Leanne Blakey-Tew has seen first-hand what a difference the Newlife Foundation can make and is urging people to help change the lives of other children.

There are currently four children with disabilities or a terminal illness in Northamptonshire who need help to get specialist equipment.

So the charity is launching the Newlife Northamptonshire Fund to help disabled children with every penny raised in the county guaranteed to support local families.

Special disability equipment including wheelchairs, walkers, beds, seating and communication aids can help give children independence, keep them safe, relieve pain and overcome challenges.

The equipment could help a child be discharged from hospital, take their first steps or kick a football with friends.

Leanne, who is mum to Mia, five, and Cory, three, who are both severely disabled, says Newlife’s support has been crucial to their family and helped provide respite as well as some normality.

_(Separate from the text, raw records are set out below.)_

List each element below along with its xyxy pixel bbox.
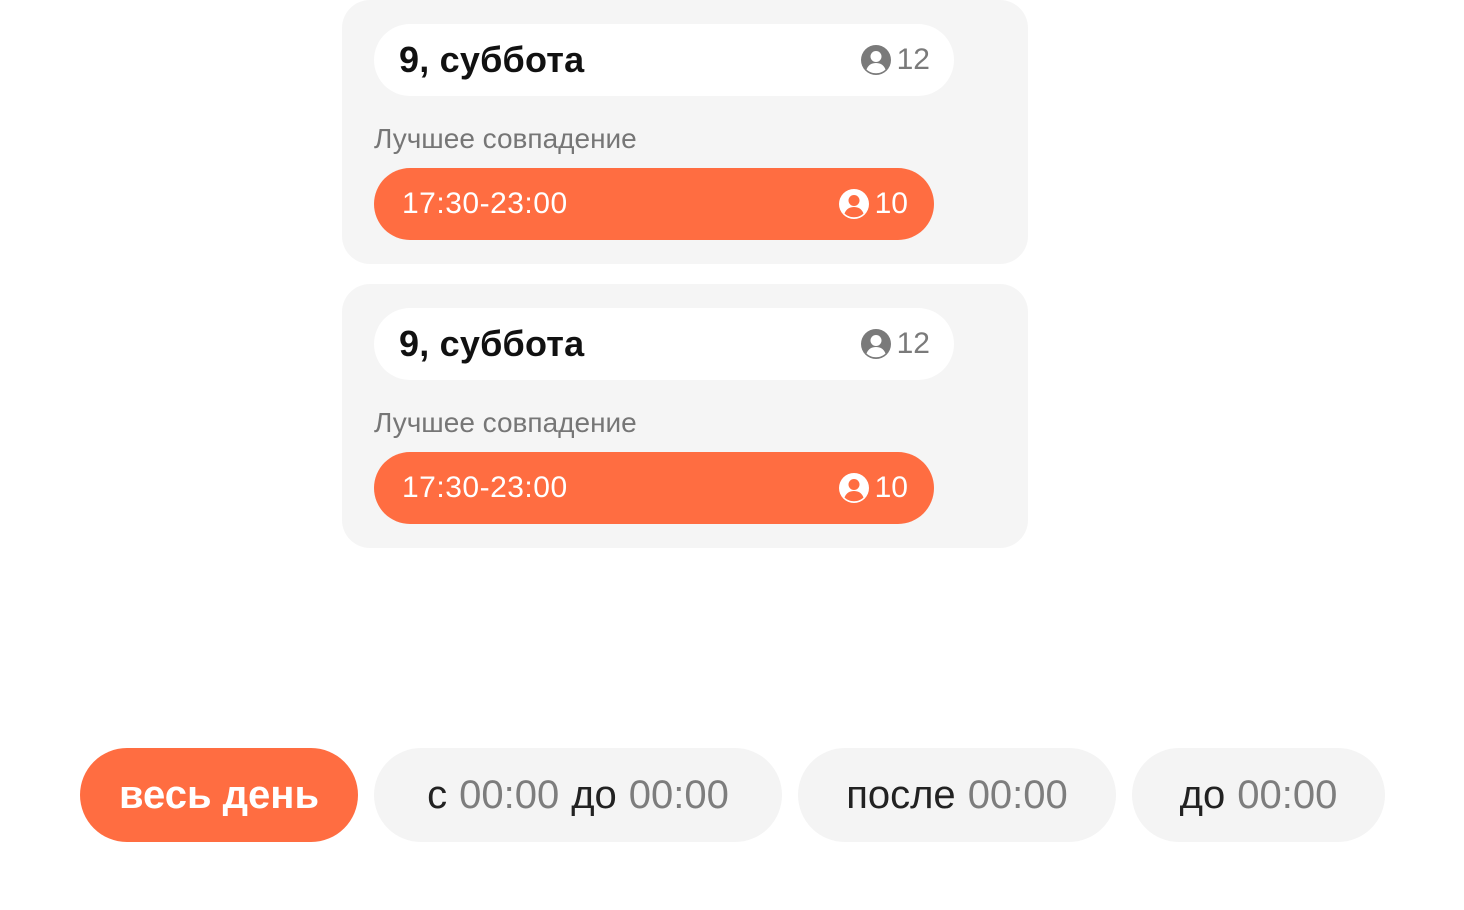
day-title: 9, суббота bbox=[399, 323, 585, 364]
slot-participant-count: 10 bbox=[838, 452, 908, 524]
time-range-chip[interactable]: с 00:00 до 00:00 bbox=[374, 748, 782, 842]
all-day-label: весь день bbox=[118, 772, 320, 817]
day-count-value: 12 bbox=[896, 43, 930, 76]
day-card: 9, суббота 12 Лучшее совпадение 17:30-23… bbox=[342, 0, 1028, 264]
slot-count-value: 10 bbox=[874, 471, 908, 504]
person-circle-icon bbox=[838, 473, 869, 503]
range-to-word: до bbox=[571, 772, 617, 817]
day-title: 9, суббота bbox=[399, 39, 585, 80]
day-participant-count: 12 bbox=[860, 24, 930, 96]
slot-count-value: 10 bbox=[874, 187, 908, 220]
best-match-label: Лучшее совпадение bbox=[374, 407, 637, 438]
day-participant-count: 12 bbox=[860, 308, 930, 380]
slot-time: 17:30-23:00 bbox=[402, 187, 568, 220]
day-count-value: 12 bbox=[896, 327, 930, 360]
before-word: до bbox=[1179, 772, 1226, 817]
day-header[interactable]: 9, суббота 12 bbox=[374, 24, 954, 96]
after-time[interactable]: 00:00 bbox=[968, 773, 1068, 818]
day-header[interactable]: 9, суббота 12 bbox=[374, 308, 954, 380]
person-circle-icon bbox=[860, 329, 891, 359]
person-circle-icon bbox=[838, 189, 869, 219]
before-time[interactable]: 00:00 bbox=[1237, 773, 1337, 818]
day-card: 9, суббота 12 Лучшее совпадение 17:30-23… bbox=[342, 284, 1028, 548]
person-circle-icon bbox=[860, 45, 891, 75]
after-time-chip[interactable]: после 00:00 bbox=[798, 748, 1116, 842]
range-to-time[interactable]: 00:00 bbox=[629, 773, 729, 818]
best-match-label: Лучшее совпадение bbox=[374, 123, 637, 154]
range-from-word: с bbox=[427, 772, 448, 817]
best-match-slot[interactable]: 17:30-23:00 10 bbox=[374, 452, 934, 524]
range-from-time[interactable]: 00:00 bbox=[459, 773, 559, 818]
best-match-slot[interactable]: 17:30-23:00 10 bbox=[374, 168, 934, 240]
all-day-chip[interactable]: весь день bbox=[80, 748, 358, 842]
before-time-chip[interactable]: до 00:00 bbox=[1132, 748, 1385, 842]
after-word: после bbox=[846, 772, 956, 817]
slot-participant-count: 10 bbox=[838, 168, 908, 240]
slot-time: 17:30-23:00 bbox=[402, 471, 568, 504]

They were given a double buggy in 2012 so she could leave the house with both children, and she applied for help again just before Christmas for another double buggy now the children are older.

Leanne said: “I couldn’t physically leave the house. The charity is just wonderful and the nurses are brilliant.

“They have given us that little bit of normality. People who donate to the charity don’t realise the impact they are having on our life, it’s massive.”

Newlife has already helped 145 children in Northamptonshire through equipment grants and loans totalling more than £185,600.

The new county fund will help provide equipment for under-19s facing any significant disability.

A spokesman for Newlife said: “We hope that by launching the Newlife Northamptonshire Fund, children with disabilities or terminal illness in the county won’t have to go without the equipment they need for everyday life.”